Notes and Editorial Reviews
Leon Botstein's swift and seamless pacing of Glière's Il'ya Murometz gives this exceptionally long symphony a much needed momentum while advancing the story's dramatic narrative. With each episode flowing easily and naturally into the next, Botstein avoids the ponderous plodding of Harold Farberman's gargantuan (and still record 93-minute) account on Unicorn. He also displays more vitality than Edward Downes in his generally fine, if rather tame rendition on Chandos. Still, Donald Johanos, who employs tempos similar to Botstein's and who has at his disposal the distinctly less-polished Czecho-Slovak Radio Symphony, nonetheless gives the most exciting and action-packed performance of all.
The main drawback to
Botstein's reading is his tendency to underplay climaxes, particularly those in the first movement, where he does not afford them sufficient space and amplitude (he's really stingy with the tam-tams) to make their full effect. However, he has full measure of the intricacies of Glière's orchestration, and rarely has Il'ya Murometz sounded so beguiling as it does here. Telarc's recording initially gives the impression of being diffuse and dynamically limited. But, turn up the volume (and I mean way up) and the sonic picture suddenly snaps into focus, presenting a wide and deep soundstage that transports you from your listening room to Watford Town Hall, where you can luxuriate in the London Symphony's richly colorful and powerful performance.
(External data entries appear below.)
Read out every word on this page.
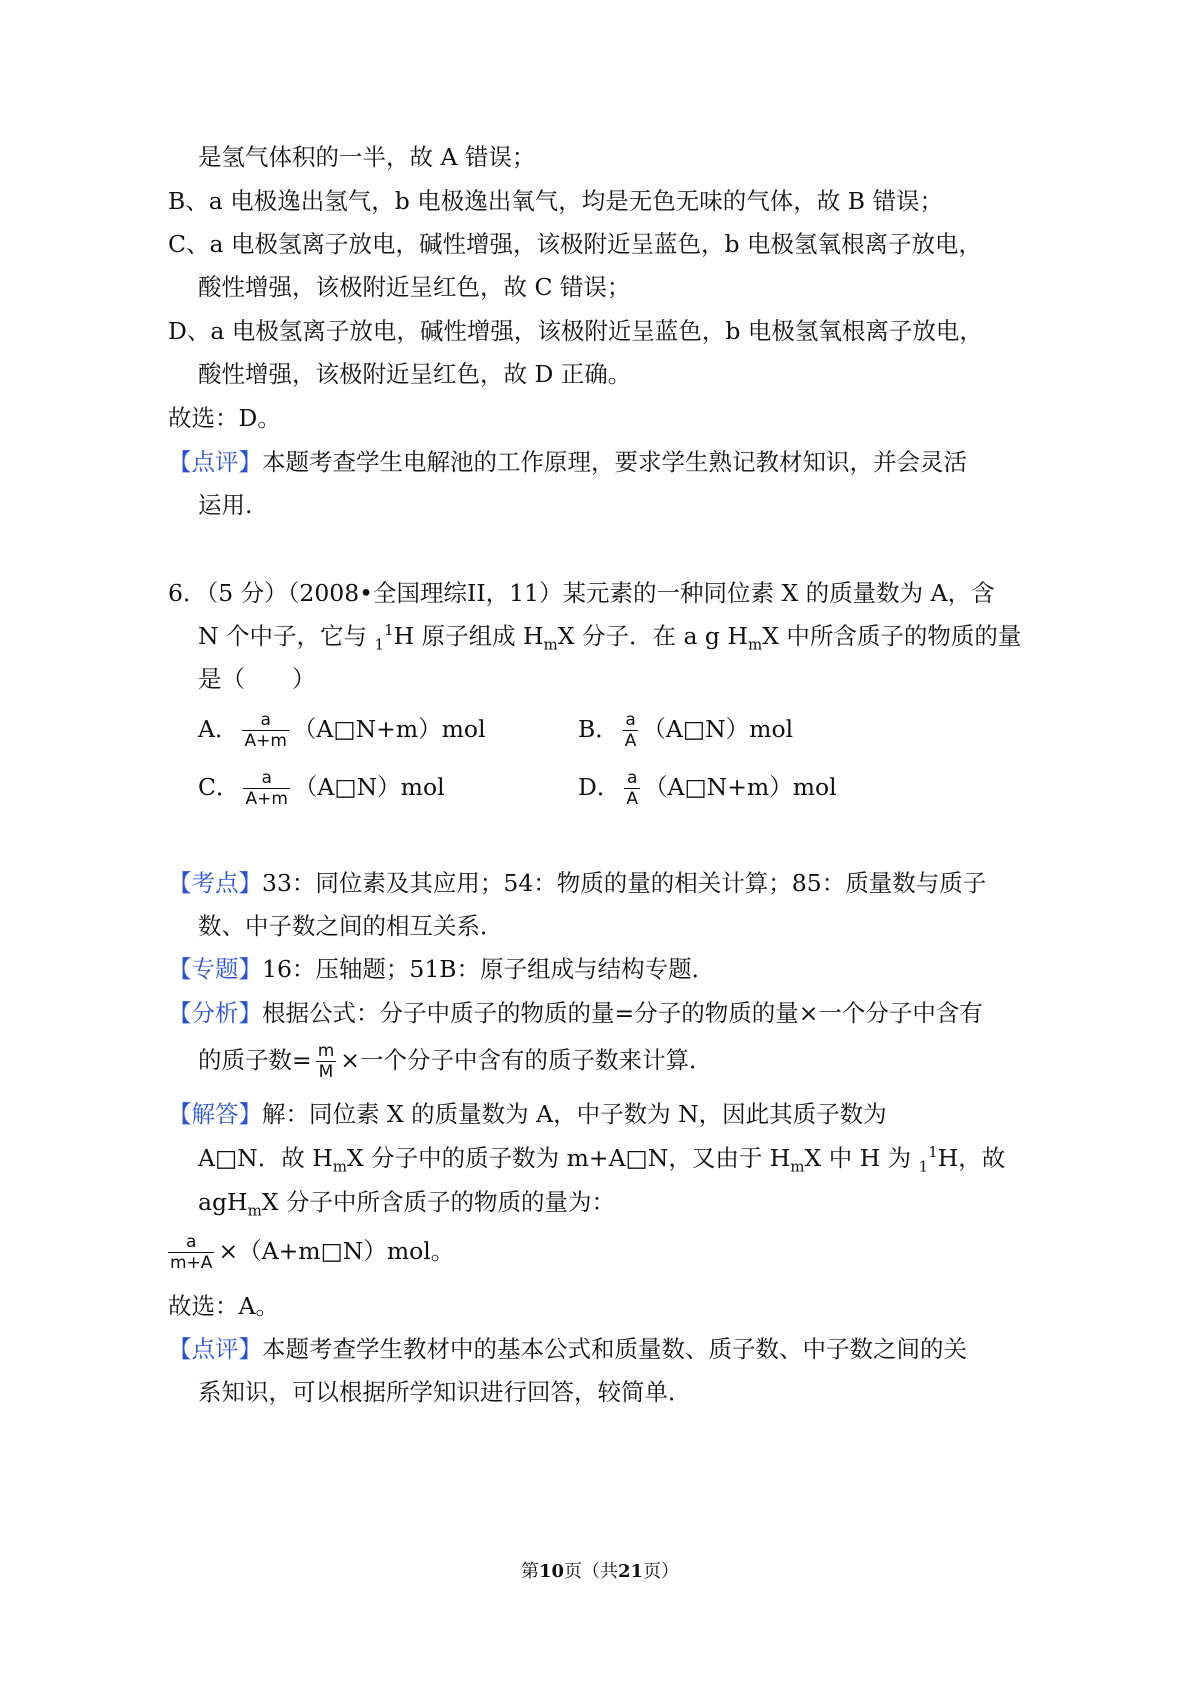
是氢气体积的一半，故 A 错误；
B、a 电极逸出氢气，b 电极逸出氧气，均是无色无味的气体，故 B 错误；
C、a 电极氢离子放电，碱性增强，该极附近呈蓝色，b 电极氢氧根离子放电，
酸性增强，该极附近呈红色，故 C 错误；
D、a 电极氢离子放电，碱性增强，该极附近呈蓝色，b 电极氢氧根离子放电，
酸性增强，该极附近呈红色，故 D 正确。
故选：D。
【点评】本题考查学生电解池的工作原理，要求学生熟记教材知识，并会灵活
运用.
6．（5 分）（2008•全国理综II，11）某元素的一种同位素 X 的质量数为 A，含
N 个中子，它与 $_1^1$H 原子组成 $H_mX$ 分子．在 a g $H_mX$ 中所含质子的物质的量
是（　　）
A． $\frac{a}{A+m}$ （A□N+m）mol	B． $\frac{a}{A}$ （A□N）mol
C． $\frac{a}{A+m}$ （A□N）mol	D． $\frac{a}{A}$ （A□N+m）mol
【考点】33：同位素及其应用；54：物质的量的相关计算；85：质量数与质子
数、中子数之间的相互关系．
【专题】16：压轴题；51B：原子组成与结构专题．
【分析】根据公式：分子中质子的物质的量=分子的物质的量×一个分子中含有
的质子数= $\frac{m}{M}$ ×一个分子中含有的质子数来计算．
【解答】解：同位素 X 的质量数为 A，中子数为 N，因此其质子数为
A□N．故 $H_mX$ 分子中的质子数为 m+A□N，又由于 $H_mX$ 中 H 为 $_1^1$H，故
agH$_m$X 分子中所含质子的物质的量为：
$\frac{a}{m+A}$ ×（A+m□N）mol。
故选：A。
【点评】本题考查学生教材中的基本公式和质量数、质子数、中子数之间的关
系知识，可以根据所学知识进行回答，较简单．
第10页（共21页）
And let's face it, if you're going to listen to this overlong, over-the-top post-romantic music, you might as well wallow in it.
--Victor Carr Jr, ClassicsToday.com Read less
Works on This Recording
Symphony no 3 in B minor, Op. 42 "Il'ya Muromets" by Reinhold Gliere
London Symphony Orchestra
Written: 1909-1911; Russia
Date of Recording: 01/2002
Venue: Watford Town Hall, England
Length: 72 Minutes 20 Secs.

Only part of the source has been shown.